In creating this event I took on the role of both founder and coordinator. I conceived the initial idea to create AFK with inspiration from a similar annual user experience design conference held at SFU. After deciding to pursue the idea I gathered a team of likeminded upper division students and assigned individual roles based on their strengths to form a AFK organization committee. As the event coordinator I was in charge of all major planning decisions handled all meeting and communications regarding the event. Using existing network connections from my time at SFU I was able to recruit four industry panelists as well as three speakers. When going over the content of the event I worked with my team to select the four student projects to present to the industry panel, and in the days leading up to event I worked with each of the teams to revise their presentation to ensure the highest quality possible. On the day of the event I recruited fellow students to act as the event MC and videographers while keeping myself available to address any potential problems that may have occurred.
Overall I am more than happy with the result of our work and consider AFK to have been highly successful in its first iteration. We had a total of 110 tickets sold with roughly 65-70 attending the day of the event. The panelists included representatives from successful studios including: East Side Games, Relic Entertainment, Roadhouse Interactive, and IUGO Mobile Entertainment. We were also happy to feature an opening talk by Dave Fracchia from the Centre for Digital Media who created a game show style interaction focusing on the current state of the Canadian game development industry. Perks for attendees included door prizes totaling $175 in value as well as catered breakfast, lunch, and dinner meals.
For the second year of AFK in 2016 I reprised my role as the primary coordinator for the event. Building on a successful first year AFK was moved to a new venue at the SFU Goldcorp Centre for the Arts in downtown Vancouver in anticipation of higher attendance numbers. AFK 2016 sold 205 tickets (of 250 available) and recorded 157 in attendance on the day of the event. An entirely new group of panelists was recruited and represented studios such as: Electronic Arts, Bandai Namco, Roadhouse Interactive, and the Centre for Digital Media. Based on the recorded increase in tickets sold and attendance I consider AFK 2016 to be an overall success and am excited to see the event continue to grow in the future.

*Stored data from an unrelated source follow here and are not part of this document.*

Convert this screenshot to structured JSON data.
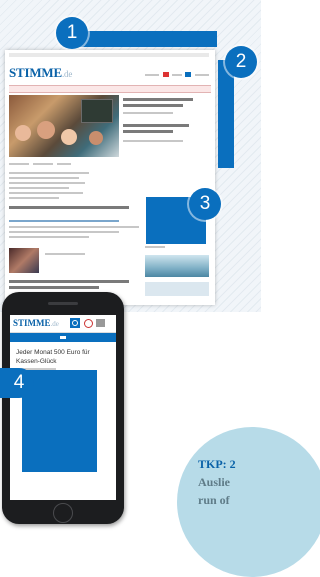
{
  "colors": {
    "accent": "#0a6fbe",
    "callout_bg": "#b7dbe8",
    "hatch": "#e3eaf0"
  },
  "badges": {
    "b1": "1",
    "b2": "2",
    "b3": "3",
    "b4": "4"
  },
  "desktop": {
    "logo": "STIMME",
    "logo_suffix": ".de"
  },
  "mobile": {
    "logo": "STIMME",
    "logo_suffix": ".de",
    "headline": "Jeder Monat 500 Euro für Kassen-Glück",
    "icons": [
      "search-icon",
      "user-icon",
      "menu-icon"
    ]
  },
  "callout": {
    "title": "TKP: 2",
    "line1": "Auslie",
    "line2": "run of"
  }
}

Based on the highly positive reception the SIAT event planning staff plans to continue working with us to develop AFK into a fully supported annual event. To ensure that the event remains a student led initiative we have chosen a new group of talented SIAT students to take over as next year's organization committee. I plan to take a step back from my position as coordinator while staying in touch with the new committee to provide network contacts and creative input when needed.